By Steve Oppenheimer
When it comes to assessing music production and performance, it’s all about relativism. There is no right or wrong, only what works — and that is a matter of taste. Sales figures notwithstanding, we can’t actually measure artistic success. In his January 2004 “Final Mix: Measuring Up,” Larry the O posited that there is “no single, universal measure of an artist’s work” except, perhaps, standing the test of time. I’ll accept that, with the understanding that sometimes we can evaluate success in terms of personal artistic goals rather than as a form of communication with others.
Following that philosophy, and given that today’s technology lets us create and save huge numbers of tracks and mixes, there is no reason to fear experimenting with innovative techniques. After all, we don’t have to keep takes that we don’t like.
In “Do the Wrong Thing” (see p. 37), Julian McBrowne and his various interview subjects suggest an assortment of techniques for going beyond the usual production methods to achieve creative goals. As producer Michael Brauer puts it, “I encourage you to break the rules.” Indeed, each culture has traditions regarding composition, performance, and what is considered “good” music, and there are times when we may want to maintain those traditions. In that context, there are rules that one should understand before choosing to violate them. As recording musicians, engineers, and producers, we can define techniques that are calculated to achieve specific sonic, musical, and commercial goals. For instance, we can identify ways to mic and record an acoustic guitar to achieve specific results, and we can discuss mixing techniques that make a vocal stand out in the mix. These techniques are part of our shared recording tradition, although we generally treat them more as guidelines than as rules.

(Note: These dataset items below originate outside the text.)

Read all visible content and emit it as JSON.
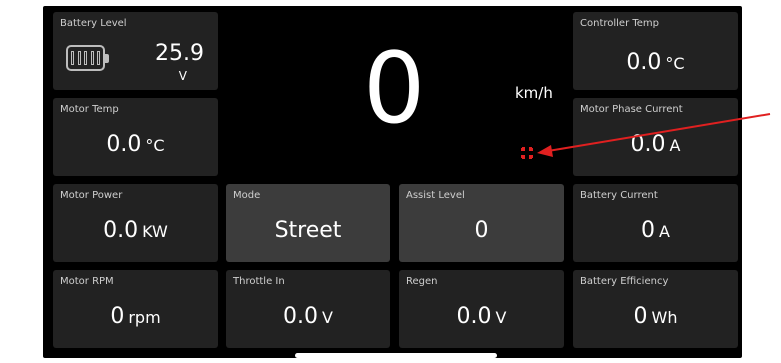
{
  "battery_level": {
    "label": "Battery Level",
    "value": "25.9",
    "unit": "V"
  },
  "speed": {
    "value": "0",
    "unit": "km/h"
  },
  "controller_temp": {
    "label": "Controller Temp",
    "value": "0.0",
    "unit": "°C"
  },
  "motor_temp": {
    "label": "Motor Temp",
    "value": "0.0",
    "unit": "°C"
  },
  "motor_phase_current": {
    "label": "Motor Phase Current",
    "value": "0.0",
    "unit": "A"
  },
  "motor_power": {
    "label": "Motor Power",
    "value": "0.0",
    "unit": "KW"
  },
  "mode": {
    "label": "Mode",
    "value": "Street"
  },
  "assist_level": {
    "label": "Assist Level",
    "value": "0"
  },
  "battery_current": {
    "label": "Battery Current",
    "value": "0",
    "unit": "A"
  },
  "motor_rpm": {
    "label": "Motor RPM",
    "value": "0",
    "unit": "rpm"
  },
  "throttle_in": {
    "label": "Throttle In",
    "value": "0.0",
    "unit": "V"
  },
  "regen": {
    "label": "Regen",
    "value": "0.0",
    "unit": "V"
  },
  "battery_efficiency": {
    "label": "Battery Efficiency",
    "value": "0",
    "unit": "Wh"
  },
  "icons": {
    "battery": "battery-icon",
    "crosshair": "crosshair-icon",
    "annotation": "annotation-arrow"
  },
  "colors": {
    "background": "#000000",
    "card": "#222222",
    "card_selected": "#3c3c3c",
    "accent": "#e02020",
    "text": "#ffffff"
  }
}
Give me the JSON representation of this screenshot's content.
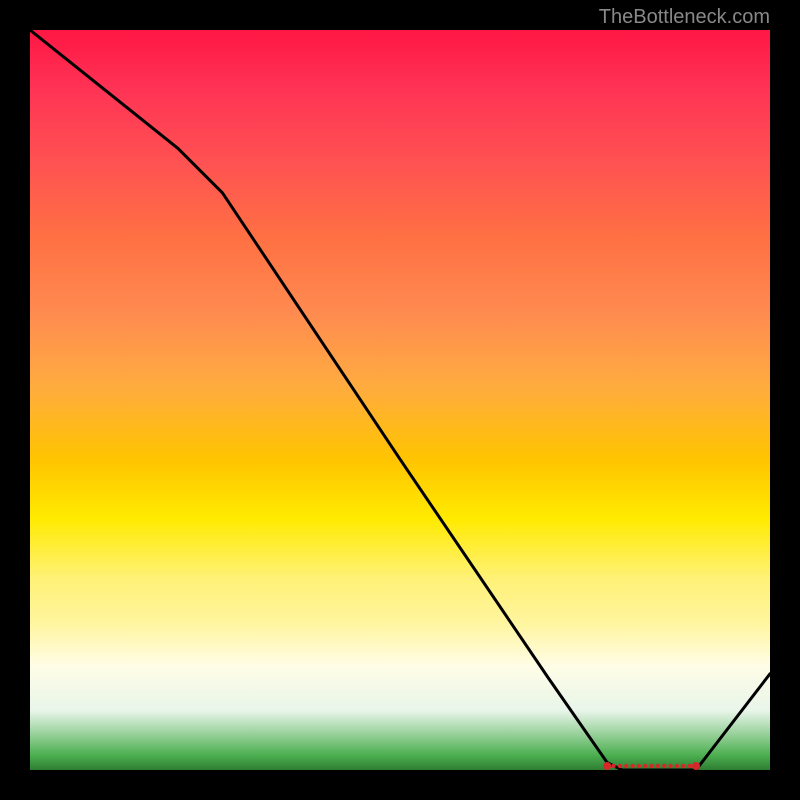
{
  "attribution": "TheBottleneck.com",
  "chart_data": {
    "type": "line",
    "title": "",
    "xlabel": "",
    "ylabel": "",
    "xlim": [
      0,
      100
    ],
    "ylim": [
      0,
      100
    ],
    "x": [
      0,
      10,
      20,
      26,
      50,
      70,
      78,
      80,
      84,
      86,
      88,
      90,
      100
    ],
    "values": [
      100,
      92,
      84,
      78,
      42,
      12.5,
      1,
      0,
      0,
      0,
      0,
      0,
      13
    ],
    "annotations": [
      {
        "type": "dot-cluster",
        "x_start": 78,
        "x_end": 90,
        "y": 0
      }
    ]
  }
}
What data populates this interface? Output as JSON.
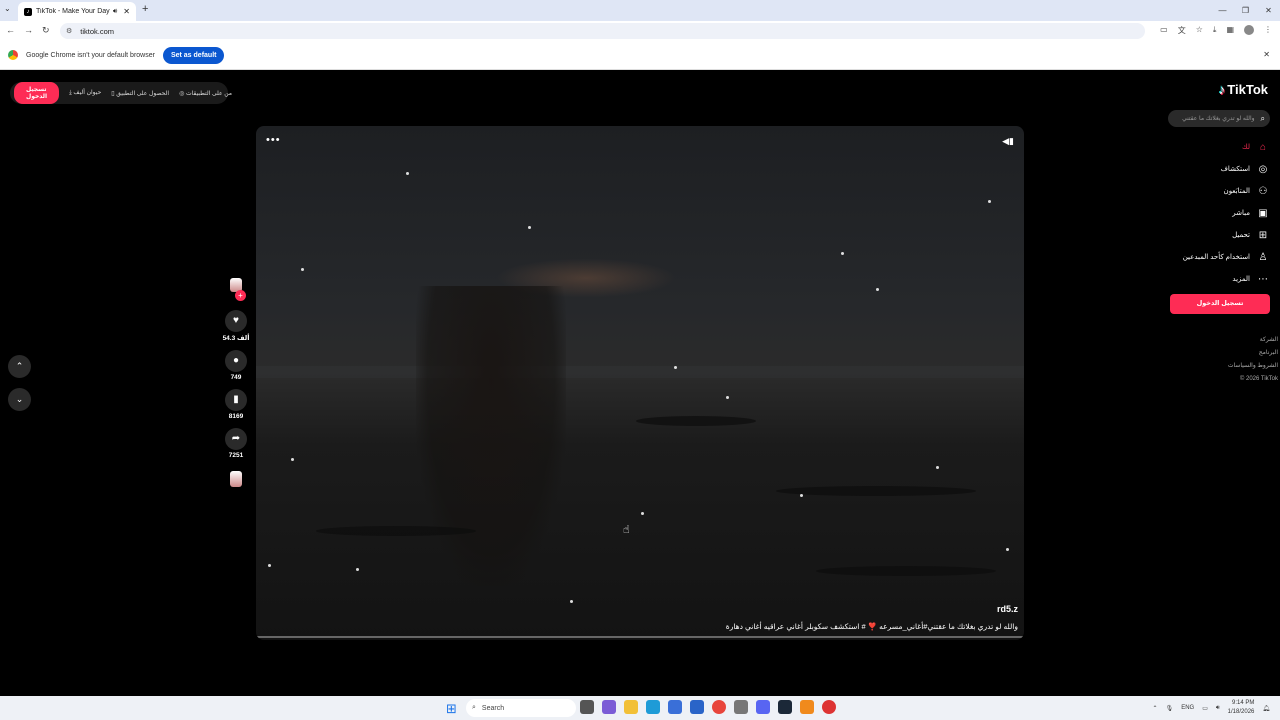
{
  "browser": {
    "tab_title": "TikTok - Make Your Day",
    "url": "tiktok.com",
    "infobar_text": "Google Chrome isn't your default browser",
    "set_default_label": "Set as default"
  },
  "top_pill": {
    "login_label": "تسجيل الدخول",
    "items": [
      "حيوان أليف",
      "الحصول على التطبيق",
      "من على التطبيقات"
    ]
  },
  "video": {
    "author": "rd5.z",
    "caption": "والله لو تدري بغلاتك ما عقتني#أغاني_مسرعه ❣️ # استكشف سكوبلر أغاني عراقيه أغاني دهارة"
  },
  "actions": {
    "likes": "54.3 ألف",
    "comments": "749",
    "bookmarks": "8169",
    "shares": "7251"
  },
  "sidebar": {
    "logo": "TikTok",
    "search_placeholder": "والله لو تدري بغلاتك ما عقتني",
    "items": [
      {
        "label": "لك",
        "icon": "home-icon"
      },
      {
        "label": "استكشاف",
        "icon": "compass-icon"
      },
      {
        "label": "المتابَعون",
        "icon": "following-icon"
      },
      {
        "label": "مباشر",
        "icon": "live-icon"
      },
      {
        "label": "تحميل",
        "icon": "upload-icon"
      },
      {
        "label": "استخدام كأحد المبدعين",
        "icon": "profile-icon"
      },
      {
        "label": "المزيد",
        "icon": "more-icon"
      }
    ],
    "login_label": "تسجيل الدخول",
    "footer": [
      "الشركة",
      "البرنامج",
      "الشروط والسياسات",
      "© 2026 TikTok"
    ]
  },
  "taskbar": {
    "search_label": "Search",
    "lang": "ENG",
    "time": "9:14 PM",
    "date": "1/18/2026"
  }
}
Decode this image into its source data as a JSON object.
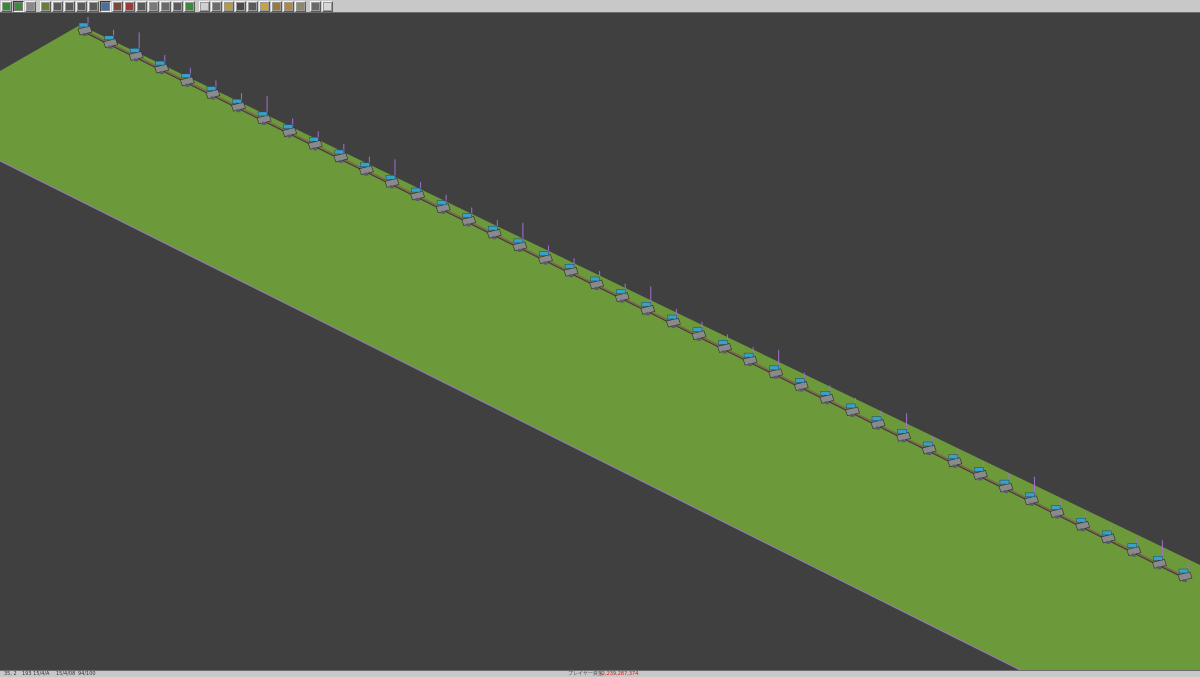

But if we want a perverse-sounding acoustic guitar and vocals buried in a chaotic mix that is intended to stretch the listener’s ears, tried-and-true techniques aren’t necessarily appropriate. At that point, the guidelines cease to apply. In fact, when we wish to explore new musical and production spaces, then there arguably are no longer rules to break, only results.
There’s not even a rule that says you shouldn’t damage your gear, although financial considerations might lead us to be cautious. For example, guitarist Link Wray’s classic sound was partially achieved by poking holes in the speakers of his guitar amp to achieve speaker distortion.
Sometimes radical methods do achieve commercial success; legendary producer Joe Meek virtually made a career out of that (see “Production Values: Meek First” in the February 2002 issue of EM). So even if commercial success is your goal, there may be good reasons to experiment when your instincts lead you in that direction. Besides, what is outrageous today could be mainstream tomorrow. Heavily compressed vocals were once a sign of clueless production; today, “overcompression” is a useful and commonly used vocal-processing technique.
Whether McBrowne’s specific suggestions appeal to you or not, the real message we want to get across is that absolutely anything goes if it serves your musical goals. When you are looking for something fresh, dare to be fearless. Because when it works, the wrong thing is just right.